– Мужики, вы помогите, пожалуйста, мое добро собрать, засуньте обратно… Я хочу еще немного пожить, а без требухи, понимаете, это не очень получится. Не поленитесь, мужики, не побрезгуйте… А?
По губам у него текла кровь, скатывалась на шею, телогрейка была располосована, среди намокших кровью, слежавшихся пластов ваты что-то билось, трепыхало, а что именно это было, бойцы – жители деревенские – особо и не понимали.
Кишки раненому собрали, запихнули в живот – в медсанбате врачи разберутся, рассортируют, что годится, а что нет, и поставят бойца на ноги, живот прикрыли, чтобы парень не видел его, не расстраивался, но через десять минут красноармейца не стало.
Лицо его обмякло, посветлело, губы задрожали обиженно – ведь грех умирать в таком возрасте, ему еще и девятнадцати лет не было, голова откинулась в сторону. Из-под век выкатились две крупные светлые слезы.
В общем, попробовали немцы сколупнуть с высотки роту Бекетова, да не сколупнули…
Через пару дней беда накрыла и пулеметный расчет Куликова – на упрямо сопротивляющуюся высоту налетело полтора десятка бомбардировщиков «дорнье». Двухмоторные, с короткими хвостами, тяжело просевшие в воздухе, они под самую завязку были набиты бомбами. Двигатели их ревели надсаженно, дымили в воздухе, будто танки на бензиновом ходу, заправленные некачественным горючим, – страх, а не самолеты.

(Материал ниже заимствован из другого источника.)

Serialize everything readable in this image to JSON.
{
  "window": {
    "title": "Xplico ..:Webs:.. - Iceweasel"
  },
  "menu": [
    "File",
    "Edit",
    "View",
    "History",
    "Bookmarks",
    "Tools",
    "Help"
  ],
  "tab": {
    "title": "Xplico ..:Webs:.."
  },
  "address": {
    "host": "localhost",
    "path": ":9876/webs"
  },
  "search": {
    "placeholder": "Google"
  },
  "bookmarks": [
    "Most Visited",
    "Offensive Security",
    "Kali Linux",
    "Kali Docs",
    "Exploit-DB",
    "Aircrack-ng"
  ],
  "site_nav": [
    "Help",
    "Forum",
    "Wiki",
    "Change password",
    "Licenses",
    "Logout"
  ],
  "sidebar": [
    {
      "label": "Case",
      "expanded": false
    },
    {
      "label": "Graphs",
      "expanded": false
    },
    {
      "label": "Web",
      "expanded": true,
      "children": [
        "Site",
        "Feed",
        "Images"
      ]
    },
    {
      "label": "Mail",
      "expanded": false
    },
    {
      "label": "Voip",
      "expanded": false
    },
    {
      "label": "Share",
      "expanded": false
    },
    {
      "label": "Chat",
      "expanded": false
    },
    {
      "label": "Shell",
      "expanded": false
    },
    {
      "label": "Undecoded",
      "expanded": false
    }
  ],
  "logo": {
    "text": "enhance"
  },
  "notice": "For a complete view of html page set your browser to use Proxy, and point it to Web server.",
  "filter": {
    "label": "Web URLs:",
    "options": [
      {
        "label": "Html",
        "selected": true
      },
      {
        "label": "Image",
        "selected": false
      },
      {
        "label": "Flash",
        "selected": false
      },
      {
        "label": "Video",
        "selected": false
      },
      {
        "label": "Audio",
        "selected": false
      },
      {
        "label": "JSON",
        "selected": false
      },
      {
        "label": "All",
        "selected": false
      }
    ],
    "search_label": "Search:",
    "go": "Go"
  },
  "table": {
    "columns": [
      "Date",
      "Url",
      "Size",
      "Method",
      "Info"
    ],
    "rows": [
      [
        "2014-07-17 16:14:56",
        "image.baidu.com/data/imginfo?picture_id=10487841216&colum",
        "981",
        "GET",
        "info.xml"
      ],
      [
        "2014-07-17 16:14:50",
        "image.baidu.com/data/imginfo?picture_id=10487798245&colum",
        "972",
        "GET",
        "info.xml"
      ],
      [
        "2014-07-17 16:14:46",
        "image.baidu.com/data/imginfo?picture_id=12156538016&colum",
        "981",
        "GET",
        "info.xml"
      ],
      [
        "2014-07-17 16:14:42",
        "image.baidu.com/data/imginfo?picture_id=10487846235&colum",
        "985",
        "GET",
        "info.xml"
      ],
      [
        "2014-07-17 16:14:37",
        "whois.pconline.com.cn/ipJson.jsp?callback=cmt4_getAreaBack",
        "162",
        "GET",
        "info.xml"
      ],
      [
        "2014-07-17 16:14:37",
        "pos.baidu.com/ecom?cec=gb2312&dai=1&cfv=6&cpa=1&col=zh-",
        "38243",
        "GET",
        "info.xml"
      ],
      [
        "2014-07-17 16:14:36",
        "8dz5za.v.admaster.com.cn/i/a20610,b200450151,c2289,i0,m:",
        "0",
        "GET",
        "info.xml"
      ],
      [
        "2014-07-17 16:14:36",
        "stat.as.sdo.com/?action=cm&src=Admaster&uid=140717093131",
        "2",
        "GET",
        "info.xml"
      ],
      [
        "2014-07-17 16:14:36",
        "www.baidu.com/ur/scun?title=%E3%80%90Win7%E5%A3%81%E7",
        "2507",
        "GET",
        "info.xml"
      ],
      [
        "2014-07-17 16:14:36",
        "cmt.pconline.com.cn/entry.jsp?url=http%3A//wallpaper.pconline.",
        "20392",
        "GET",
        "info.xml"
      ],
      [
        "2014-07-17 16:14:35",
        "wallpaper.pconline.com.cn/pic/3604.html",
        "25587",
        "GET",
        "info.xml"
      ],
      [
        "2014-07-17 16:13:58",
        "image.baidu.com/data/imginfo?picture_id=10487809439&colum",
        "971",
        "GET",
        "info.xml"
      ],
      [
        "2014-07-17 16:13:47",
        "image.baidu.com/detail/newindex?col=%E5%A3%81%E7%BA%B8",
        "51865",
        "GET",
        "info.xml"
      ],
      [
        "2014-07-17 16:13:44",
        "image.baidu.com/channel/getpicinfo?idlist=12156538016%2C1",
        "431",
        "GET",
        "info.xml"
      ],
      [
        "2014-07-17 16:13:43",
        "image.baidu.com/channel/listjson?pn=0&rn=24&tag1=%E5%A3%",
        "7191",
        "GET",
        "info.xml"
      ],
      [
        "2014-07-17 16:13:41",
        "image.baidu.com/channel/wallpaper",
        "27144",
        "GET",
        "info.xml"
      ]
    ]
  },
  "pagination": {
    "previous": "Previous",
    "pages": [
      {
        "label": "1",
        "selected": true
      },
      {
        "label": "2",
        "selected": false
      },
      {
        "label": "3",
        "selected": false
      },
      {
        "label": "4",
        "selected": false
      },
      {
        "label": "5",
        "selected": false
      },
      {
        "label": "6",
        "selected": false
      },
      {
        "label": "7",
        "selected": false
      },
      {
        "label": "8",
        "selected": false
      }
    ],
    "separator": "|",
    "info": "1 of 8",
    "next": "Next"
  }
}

Блинов вывернул голову, пригляделся и сплюнул прямо на бруствер:
– Зениточку бы сюда, от вас бы тогда только одна копоть и осталась бы… Разжужжались тут! Тьфу!
Лучше бы Коля не произносил слов насчет зениток и копоти, все наши высказывания часто накладываются на вещую основу, обязательно отзываются и имеют продолжение, вот ведь как.
Немцы сделали всего два захода на наши позиции, один прикидочный, а за ним второй, уже точный, с учетом поправок, внесенных в карту после первого захода, и открыли бомбовые люки.
Одна из бомб «дорнье» всадилась в бруствер в нескольких метрах от пулеметного гнезда, взбила высокий столб грязи, «максим» подняла в воздух, как обычную деревяшку, и отбросила метров на пятнадцать в глубину нашей территории, за спины бойцов… Вот неумолимая сила!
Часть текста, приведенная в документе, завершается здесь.